I rather get off on making apps run on things they were never meant for. It’s just good fun.

Last semester I had to use this “Windows only” program called Visual Logic for a class. I got it to run under wine easily enough and used it for the duration of the class.

Now Sydney is taking that same class but she wanted to run it under OSX on her Mac. Okay, no problem – mostly.

Using X Forwarding I set up a script that sets her local $DISPLAY variable (which does not get set automatically in OSX terminal), sets up Xquartz rather than the regular OSX X11 server to run correctly, logs her into my Linux box (using ssh key authentication) and then runs wine and the Visual Logic program which is in turn X forwarded over SSH and displayed on her OSX screen. Bwah ha ha . . .
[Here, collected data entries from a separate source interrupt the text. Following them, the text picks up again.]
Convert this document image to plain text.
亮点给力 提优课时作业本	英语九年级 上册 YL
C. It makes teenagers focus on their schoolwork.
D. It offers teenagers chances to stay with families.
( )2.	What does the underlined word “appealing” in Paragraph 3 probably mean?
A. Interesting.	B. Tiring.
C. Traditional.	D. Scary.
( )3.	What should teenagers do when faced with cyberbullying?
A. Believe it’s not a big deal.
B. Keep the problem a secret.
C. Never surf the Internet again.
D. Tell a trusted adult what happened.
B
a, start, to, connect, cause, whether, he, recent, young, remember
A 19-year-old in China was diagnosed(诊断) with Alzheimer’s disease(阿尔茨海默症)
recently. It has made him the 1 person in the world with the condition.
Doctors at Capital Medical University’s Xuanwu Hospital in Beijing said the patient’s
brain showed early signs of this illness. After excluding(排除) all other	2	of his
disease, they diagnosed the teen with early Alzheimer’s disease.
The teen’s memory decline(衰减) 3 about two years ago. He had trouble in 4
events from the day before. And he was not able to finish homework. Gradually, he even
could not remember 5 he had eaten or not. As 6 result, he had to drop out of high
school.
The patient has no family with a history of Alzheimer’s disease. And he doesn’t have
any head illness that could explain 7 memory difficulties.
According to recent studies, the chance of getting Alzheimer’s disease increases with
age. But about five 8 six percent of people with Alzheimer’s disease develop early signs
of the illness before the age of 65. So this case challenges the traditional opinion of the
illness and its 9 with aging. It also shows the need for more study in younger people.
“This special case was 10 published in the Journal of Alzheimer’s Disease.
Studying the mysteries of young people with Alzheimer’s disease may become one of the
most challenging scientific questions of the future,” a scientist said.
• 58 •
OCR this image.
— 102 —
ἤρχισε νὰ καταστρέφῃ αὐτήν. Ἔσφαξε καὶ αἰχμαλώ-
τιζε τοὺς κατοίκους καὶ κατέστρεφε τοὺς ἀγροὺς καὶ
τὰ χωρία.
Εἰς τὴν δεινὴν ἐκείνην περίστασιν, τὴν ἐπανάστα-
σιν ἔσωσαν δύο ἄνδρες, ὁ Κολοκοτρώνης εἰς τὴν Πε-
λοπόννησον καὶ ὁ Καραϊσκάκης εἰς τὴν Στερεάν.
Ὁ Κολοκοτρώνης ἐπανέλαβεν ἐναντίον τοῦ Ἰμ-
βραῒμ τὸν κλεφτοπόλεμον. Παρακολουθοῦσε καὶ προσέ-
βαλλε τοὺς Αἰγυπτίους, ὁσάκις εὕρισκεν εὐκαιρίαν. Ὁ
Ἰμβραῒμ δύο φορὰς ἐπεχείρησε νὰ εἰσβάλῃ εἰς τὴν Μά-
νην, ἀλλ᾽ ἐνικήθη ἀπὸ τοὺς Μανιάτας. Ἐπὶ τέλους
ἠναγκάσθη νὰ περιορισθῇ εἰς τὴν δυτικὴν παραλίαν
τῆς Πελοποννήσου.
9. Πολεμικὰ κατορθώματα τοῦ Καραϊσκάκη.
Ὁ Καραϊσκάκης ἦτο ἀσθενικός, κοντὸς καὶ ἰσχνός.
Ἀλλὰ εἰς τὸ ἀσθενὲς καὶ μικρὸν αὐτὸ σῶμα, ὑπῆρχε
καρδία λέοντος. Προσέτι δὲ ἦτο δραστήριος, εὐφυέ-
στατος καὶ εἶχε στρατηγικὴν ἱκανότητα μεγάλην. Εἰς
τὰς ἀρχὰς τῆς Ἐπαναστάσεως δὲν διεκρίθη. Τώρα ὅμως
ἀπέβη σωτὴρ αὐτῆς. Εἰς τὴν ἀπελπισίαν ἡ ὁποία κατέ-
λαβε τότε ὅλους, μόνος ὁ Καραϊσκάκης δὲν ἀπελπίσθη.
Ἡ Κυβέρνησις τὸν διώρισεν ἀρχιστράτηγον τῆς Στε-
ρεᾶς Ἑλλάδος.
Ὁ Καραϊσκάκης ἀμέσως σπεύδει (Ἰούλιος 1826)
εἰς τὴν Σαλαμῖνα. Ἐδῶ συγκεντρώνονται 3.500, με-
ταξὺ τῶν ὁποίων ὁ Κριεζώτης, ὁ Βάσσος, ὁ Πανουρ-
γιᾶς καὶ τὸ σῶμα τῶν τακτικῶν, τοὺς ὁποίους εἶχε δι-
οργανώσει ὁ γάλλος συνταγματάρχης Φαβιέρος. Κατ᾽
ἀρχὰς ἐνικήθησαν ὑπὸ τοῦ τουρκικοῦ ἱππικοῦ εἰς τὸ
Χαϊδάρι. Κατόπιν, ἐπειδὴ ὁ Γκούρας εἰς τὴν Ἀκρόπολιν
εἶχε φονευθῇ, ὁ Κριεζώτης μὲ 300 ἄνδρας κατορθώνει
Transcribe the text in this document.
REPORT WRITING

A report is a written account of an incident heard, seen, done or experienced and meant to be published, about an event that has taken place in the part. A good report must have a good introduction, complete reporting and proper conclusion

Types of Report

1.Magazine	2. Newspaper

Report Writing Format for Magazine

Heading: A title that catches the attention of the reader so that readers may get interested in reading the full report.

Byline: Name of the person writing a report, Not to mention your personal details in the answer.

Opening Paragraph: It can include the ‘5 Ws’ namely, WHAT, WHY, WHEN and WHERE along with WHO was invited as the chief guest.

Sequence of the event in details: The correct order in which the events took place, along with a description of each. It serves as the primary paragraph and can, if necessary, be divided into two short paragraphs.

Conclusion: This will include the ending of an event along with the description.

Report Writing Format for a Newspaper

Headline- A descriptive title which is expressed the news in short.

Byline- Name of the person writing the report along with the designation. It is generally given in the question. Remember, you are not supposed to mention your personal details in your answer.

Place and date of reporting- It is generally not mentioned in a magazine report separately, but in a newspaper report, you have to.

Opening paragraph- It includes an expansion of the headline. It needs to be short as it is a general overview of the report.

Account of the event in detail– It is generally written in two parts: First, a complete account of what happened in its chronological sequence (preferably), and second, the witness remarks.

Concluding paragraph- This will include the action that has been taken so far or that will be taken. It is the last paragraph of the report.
I turned this into an executable script on her OSX Desktop – learning that OSX needs a .command suffix to make such click executable.

And viola – it actually works, well – mostly. The Windows “File Open” window is rendered without text (nice) and the screen refresh in Visual Logic itself is pretty crappy when you X forward it. But it does actually run.

And here is the little beastie. Should you need to X forward any apps to OSX you may find it useful:

$cat VisualLogic.command

#!/bin/bash
export DISPLAY=:0.0
/usr/X11R6/bin/Xquartz -xinerama&
ssh -X [email protected] wine /home/paracelsus/Desktop/VisualLogic-Course-2.2.exe

In order to make wine run automatically I just appended the remote command to run onto the end of the ssh command.

I found this site, which held the secret to the Xquartz server secret. Also, here is a good Apple site on X forwarding and the X11 server in OS X. You have to install Apple’s X11 server from your OS CD or download it for any of this to work – I have a bit more info on that on my OSX Darwin wiki article.

Even though it is a bit clunky, it was still fun taking a Windows app, running it under Linux and X forwarding it to OS X. Now that is just kind of fun.